中原フォーラム HOME
INTELLIGENCE

+ 鐔の銘字について

Copywritting by Nobuo Nakahara

 

刀の銘字については、今までに多くの人達が各々の誌上や書籍に書いておられるのですが、これにしても決定的な○×がわかるケースはともかく、グレーゾーンのような所には、必ず見解の相違として片付けられたり、又は、誰々先生が良いといったとか、指定品であるから良いといった類の結論になってきました。

さて、では鐔の銘字についての同種の記述とかは案外ないといってよく、今回、知人から拝借した本にある鐔写真を今回は論じてみたいと思います。お断りしておきますが、今から俎上にあげる鐔は実見してはいませんので、あくまでも写真でという点を御了承願います。但し、昔拝見しているかもしれませんが、全く、記憶に残っていないので未見の鐔とせざるを得ないのではありますが・・・。

 

この鐔(1)図は、『刀装具の起源』笹野大行著(昭和54年刊)82頁から引用したものですが、まず、笹野氏の説明を引用してみると…“真鍮地 銘表「右京大夫」裏「永享十三年」。永享十三年の頃、管領の細川持之は右京大夫と呼ばれていたが、これは所持銘であろうか。銘ぶりに確信性があり、打ち込んだ紋様の姿態は、古雅で時代が上がるといえる”としています。

更に“銘は、書体も堂々として伸び伸びと切り、鏨運びが一貫して渋滞がなく、そして表裏とも同じ手癖のものであり、銘ぶりは疑いを挟む余地がないといえる。”また“この特徴的な櫃穴の形状と時代ののりにくい固い感じのする真鍮地のために、やや時代が若く感じられることは否めないといえる。とにかく、時代の判断の難しい鐔ではあるが、永享十三年の年紀は肯定してよいと考える。”と続けています。

つまり、笹野氏は鐔の作風、模様造込等からは少し柔らかい感じを持たせるべく、柔軟な態度の説明と見解であり、本書発刊の頃には、少々変わった見方としても評価された筈です。

 

さて、本欄ではこの鐔の作風、造込、紋の形式を論じていこうという気はありません。この鐔に関しては、昭和13年に永田輿吉氏が既に、色々と論じておられるのでとも笹野氏は書いているので、別に蒸し返すつもりは全くありません。

では今回は、「永享十三年」という年紀についていうと、永享13年は2月17日に嘉吉元年に改元されています。つまり、永享13年は1ヶ月半しかないという点も考えてほしいのです。そして、大問題は永享の「永」という銘字です。
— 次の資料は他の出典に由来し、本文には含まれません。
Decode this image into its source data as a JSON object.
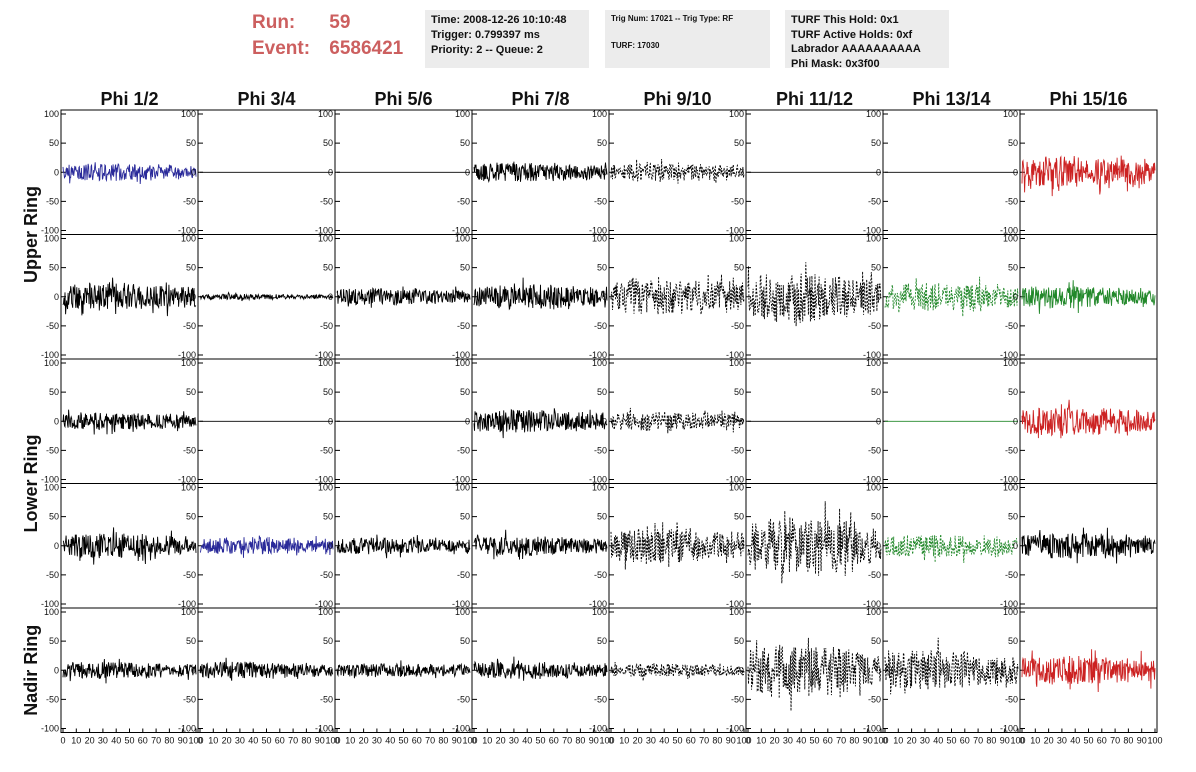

写真を見てください。

現代の我々が「永」という字を書けば、まさに「永」という字になるし、それしか習っていないし、また、よほど書道をやっている人や古文書をやっている人以外には他に字体があるとは気づきません。

 

では、(2)図を見てください。(A)の字体が古い時代のものであり、(B)が私達もよく使うあたりまえの字体です。この(A)の字体が古い時代から使われ、それがやがて(B)の字体に順次入れ替わっていくのですが、その入れ替わりの時期は室町末期、私見ながら永正頃からと思われます。つまり、永正備前では(B)の字体が多く、おおむねこの頃としか考える以外にはありませんが、全ての永正備前ではありません。従来からの(A)の字体を使った作例もあります。江戸最初期(特に肥前刀)にもわずかですが(A)はみられるのですが、極めて少ないのです。
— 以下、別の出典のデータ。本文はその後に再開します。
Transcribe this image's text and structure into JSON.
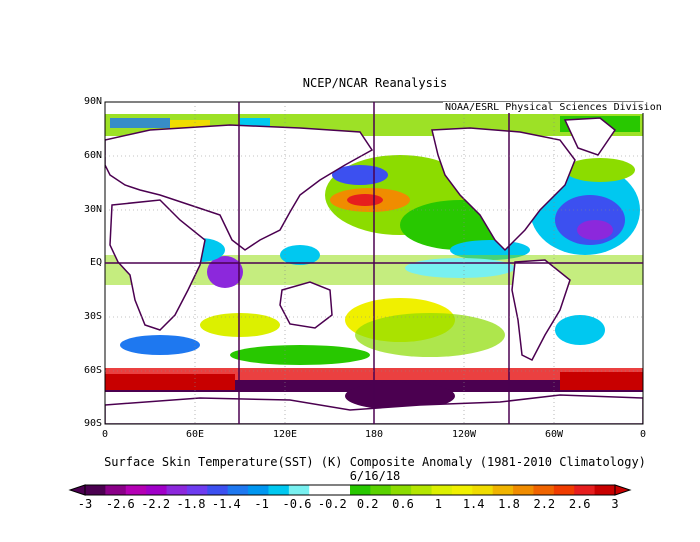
{
  "header": {
    "title": "NCEP/NCAR Reanalysis",
    "credit": "NOAA/ESRL Physical Sciences Division"
  },
  "map": {
    "lat_labels": [
      "90N",
      "60N",
      "30N",
      "EQ",
      "30S",
      "60S",
      "90S"
    ],
    "lon_labels": [
      "0",
      "60E",
      "120E",
      "180",
      "120W",
      "60W",
      "0"
    ],
    "field": "Surface Skin Temperature (SST) anomaly"
  },
  "caption": {
    "line1": "Surface Skin Temperature(SST) (K) Composite Anomaly (1981-2010 Climatology)",
    "line2": "6/16/18"
  },
  "colorbar": {
    "labels": [
      "-3",
      "-2.6",
      "-2.2",
      "-1.8",
      "-1.4",
      "-1",
      "-0.6",
      "-0.2",
      "0.2",
      "0.6",
      "1",
      "1.4",
      "1.8",
      "2.2",
      "2.6",
      "3"
    ],
    "colors": [
      "#4b0050",
      "#8a0088",
      "#b400b4",
      "#a000c8",
      "#8c28dc",
      "#6e3cf0",
      "#3c50f0",
      "#1e78f0",
      "#0096f0",
      "#00c8f0",
      "#78f0f0",
      "#ffffff",
      "#ffffff",
      "#28c800",
      "#5ad200",
      "#8cdc00",
      "#b4e600",
      "#dcf000",
      "#f0f000",
      "#f0dc00",
      "#f0b400",
      "#f08c00",
      "#f06400",
      "#f03c00",
      "#e61e1e",
      "#c80000"
    ]
  }
}
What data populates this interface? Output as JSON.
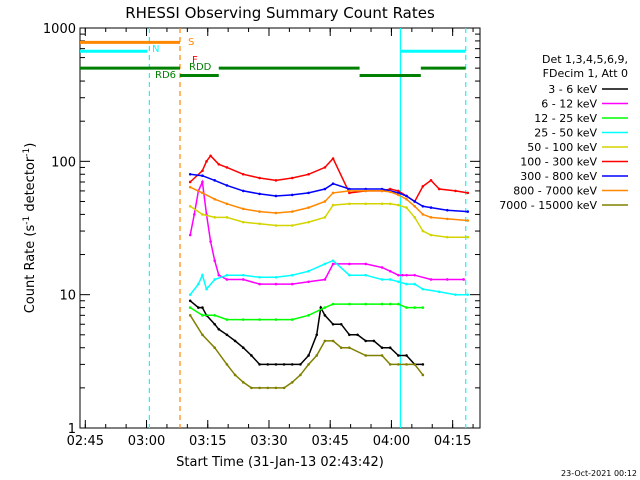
{
  "chart_data": {
    "type": "line",
    "title": "RHESSI Observing Summary Count Rates",
    "xlabel": "Start Time (31-Jan-13 02:43:42)",
    "ylabel_main": "Count Rate (s",
    "ylabel_sup1": "-1",
    "ylabel_mid": " detector",
    "ylabel_sup2": "-1",
    "ylabel_end": ")",
    "x_units": "minutes after 02:43:42",
    "xlim": [
      0,
      98
    ],
    "ylim": [
      1,
      1000
    ],
    "yscale": "log",
    "x_ticks": [
      {
        "label": "02:45",
        "value": 1.3
      },
      {
        "label": "03:00",
        "value": 16.3
      },
      {
        "label": "03:15",
        "value": 31.3
      },
      {
        "label": "03:30",
        "value": 46.3
      },
      {
        "label": "03:45",
        "value": 61.3
      },
      {
        "label": "04:00",
        "value": 76.3
      },
      {
        "label": "04:15",
        "value": 91.3
      }
    ],
    "y_ticks": [
      {
        "label": "1",
        "value": 1
      },
      {
        "label": "10",
        "value": 10
      },
      {
        "label": "100",
        "value": 100
      },
      {
        "label": "1000",
        "value": 1000
      }
    ],
    "legend_header": [
      "Det 1,3,4,5,6,9,",
      "FDecim 1, Att 0"
    ],
    "series": [
      {
        "name": "3 - 6 keV",
        "color": "#000000",
        "x": [
          27,
          29,
          30,
          31,
          33,
          34,
          36,
          38,
          40,
          42,
          44,
          46,
          48,
          50,
          52,
          54,
          56,
          58,
          59,
          60,
          62,
          64,
          66,
          68,
          70,
          72,
          74,
          76,
          78,
          80,
          82,
          84
        ],
        "y": [
          9,
          8,
          8,
          7,
          6,
          5.5,
          5,
          4.5,
          4,
          3.5,
          3,
          3,
          3,
          3,
          3,
          3,
          3.5,
          5,
          8,
          7,
          6,
          6,
          5,
          5,
          4.5,
          4.5,
          4,
          4,
          3.5,
          3.5,
          3,
          3
        ]
      },
      {
        "name": "6 - 12 keV",
        "color": "#ff00ff",
        "x": [
          27,
          28,
          29,
          30,
          31,
          32,
          33,
          34,
          36,
          40,
          44,
          48,
          52,
          56,
          60,
          62,
          66,
          70,
          74,
          76,
          78,
          79,
          80,
          82,
          86,
          90,
          94
        ],
        "y": [
          28,
          40,
          60,
          70,
          40,
          25,
          18,
          14,
          13,
          13,
          12,
          12,
          12,
          12.5,
          13,
          17,
          17,
          17,
          16,
          15,
          14,
          14,
          14,
          14,
          13,
          13,
          13
        ]
      },
      {
        "name": "12 - 25 keV",
        "color": "#00ff00",
        "x": [
          27,
          30,
          33,
          36,
          40,
          44,
          48,
          52,
          56,
          60,
          62,
          66,
          70,
          74,
          76,
          78,
          80,
          82,
          84
        ],
        "y": [
          8,
          7,
          7,
          6.5,
          6.5,
          6.5,
          6.5,
          6.5,
          7,
          8,
          8.5,
          8.5,
          8.5,
          8.5,
          8.5,
          8.5,
          8,
          8,
          8
        ]
      },
      {
        "name": "25 - 50 keV",
        "color": "#00ffff",
        "x": [
          27,
          29,
          30,
          31,
          33,
          36,
          40,
          44,
          48,
          52,
          56,
          60,
          62,
          66,
          70,
          74,
          76,
          78,
          80,
          82,
          84,
          88,
          92,
          95
        ],
        "y": [
          10,
          12,
          14,
          11,
          13,
          14,
          14,
          13.5,
          13.5,
          14,
          15,
          17,
          18,
          14,
          14,
          13,
          13,
          12.5,
          12,
          12,
          11,
          10.5,
          10,
          10
        ]
      },
      {
        "name": "50 - 100 keV",
        "color": "#d4d400",
        "x": [
          27,
          30,
          33,
          36,
          40,
          44,
          48,
          52,
          56,
          60,
          62,
          66,
          70,
          74,
          76,
          78,
          80,
          82,
          84,
          86,
          90,
          95
        ],
        "y": [
          46,
          40,
          38,
          38,
          35,
          34,
          33,
          33,
          35,
          38,
          47,
          48,
          48,
          48,
          48,
          47,
          45,
          38,
          30,
          28,
          27,
          27
        ]
      },
      {
        "name": "100 - 300 keV",
        "color": "#ff0000",
        "x": [
          27,
          30,
          31,
          32,
          34,
          36,
          40,
          44,
          48,
          52,
          56,
          60,
          62,
          66,
          70,
          74,
          76,
          78,
          80,
          82,
          84,
          86,
          88,
          92,
          95
        ],
        "y": [
          70,
          85,
          100,
          110,
          95,
          90,
          80,
          75,
          72,
          75,
          80,
          90,
          105,
          58,
          60,
          60,
          62,
          60,
          55,
          50,
          65,
          72,
          62,
          60,
          58
        ]
      },
      {
        "name": "300 - 800 keV",
        "color": "#0000ff",
        "x": [
          27,
          30,
          33,
          36,
          40,
          44,
          48,
          52,
          56,
          60,
          62,
          66,
          70,
          74,
          76,
          78,
          80,
          82,
          84,
          86,
          90,
          95
        ],
        "y": [
          80,
          78,
          72,
          66,
          60,
          57,
          55,
          56,
          58,
          62,
          68,
          62,
          62,
          62,
          60,
          58,
          55,
          50,
          46,
          45,
          43,
          42
        ]
      },
      {
        "name": "800 - 7000 keV",
        "color": "#ff8800",
        "x": [
          27,
          30,
          33,
          36,
          40,
          44,
          48,
          52,
          56,
          60,
          62,
          66,
          70,
          74,
          76,
          78,
          80,
          82,
          84,
          86,
          90,
          95
        ],
        "y": [
          64,
          58,
          52,
          48,
          44,
          42,
          41,
          42,
          45,
          50,
          58,
          60,
          60,
          60,
          59,
          56,
          52,
          46,
          40,
          38,
          37,
          36
        ]
      },
      {
        "name": "7000 - 15000 keV",
        "color": "#808000",
        "x": [
          27,
          30,
          33,
          36,
          38,
          40,
          42,
          44,
          46,
          48,
          50,
          52,
          54,
          56,
          58,
          60,
          62,
          64,
          66,
          70,
          74,
          76,
          78,
          80,
          82,
          84
        ],
        "y": [
          7,
          5,
          4,
          3,
          2.5,
          2.2,
          2,
          2,
          2,
          2,
          2,
          2.2,
          2.5,
          3,
          3.5,
          4.5,
          4.5,
          4,
          4,
          3.5,
          3.5,
          3,
          3,
          3,
          3,
          2.5
        ]
      }
    ],
    "vlines": [
      {
        "x": 17,
        "color": "#00ffff",
        "style": "dashed"
      },
      {
        "x": 24.5,
        "color": "#ff8800",
        "style": "dashed"
      },
      {
        "x": 78.5,
        "color": "#00ffff",
        "style": "solid"
      },
      {
        "x": 94.5,
        "color": "#00ffff",
        "style": "dashed"
      }
    ],
    "flag_bars": [
      {
        "label": "S",
        "color": "#ff8800",
        "y": 780,
        "segments": [
          [
            0,
            24.5
          ]
        ]
      },
      {
        "label": "N",
        "color": "#00ffff",
        "y": 670,
        "segments": [
          [
            0,
            16.5
          ],
          [
            78.5,
            94.5
          ]
        ]
      },
      {
        "label": "F",
        "color": "#ff0000",
        "y": 520,
        "segments": []
      },
      {
        "label": "RDD",
        "color": "#008000",
        "y": 500,
        "segments": [
          [
            0,
            24.5
          ],
          [
            34,
            68.5
          ],
          [
            83.5,
            94.5
          ]
        ]
      },
      {
        "label": "RD6",
        "color": "#008000",
        "y": 440,
        "segments": [
          [
            24.5,
            34
          ],
          [
            68.5,
            83.5
          ]
        ]
      }
    ],
    "legend_placement": "right",
    "timestamp": "23-Oct-2021 00:12"
  }
}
しかし、(1)図は永享年紀であり、(B)の字体は絶対に使用してはいないのです。こうした単純な見方は、刀の銘をよく見ている刀好きや刀の研究者にはほぼ常識に近いものです。従って、恐らく笹野氏はこうした点を全く考えておられないというか、そんなことは知らなかったと言われても仕方ありません。

 

昔から、刀と小道具は両輪であり、一緒にやらないといけないと、私は先輩からいわれていましたが、このような点をいった格言に近いといわざるを得ません。となると、1ヶ月半ぐらいしかない永享十三年紀に「月」を刻らなかったのも、ある程度の悪知恵のある人物の仕業でしょう。

これと同じ字体については「永仁の壷」事件もありますが、いずれ触れることになるかと思います。最後に40年も前の本から引用した事例なので、著者はすでに故人であり、欠席裁判かもしれませんが、鐔小道具社会での影響もあり、また、今後の愛好者のために、あえて書いたことはご理解いただきたいと思います。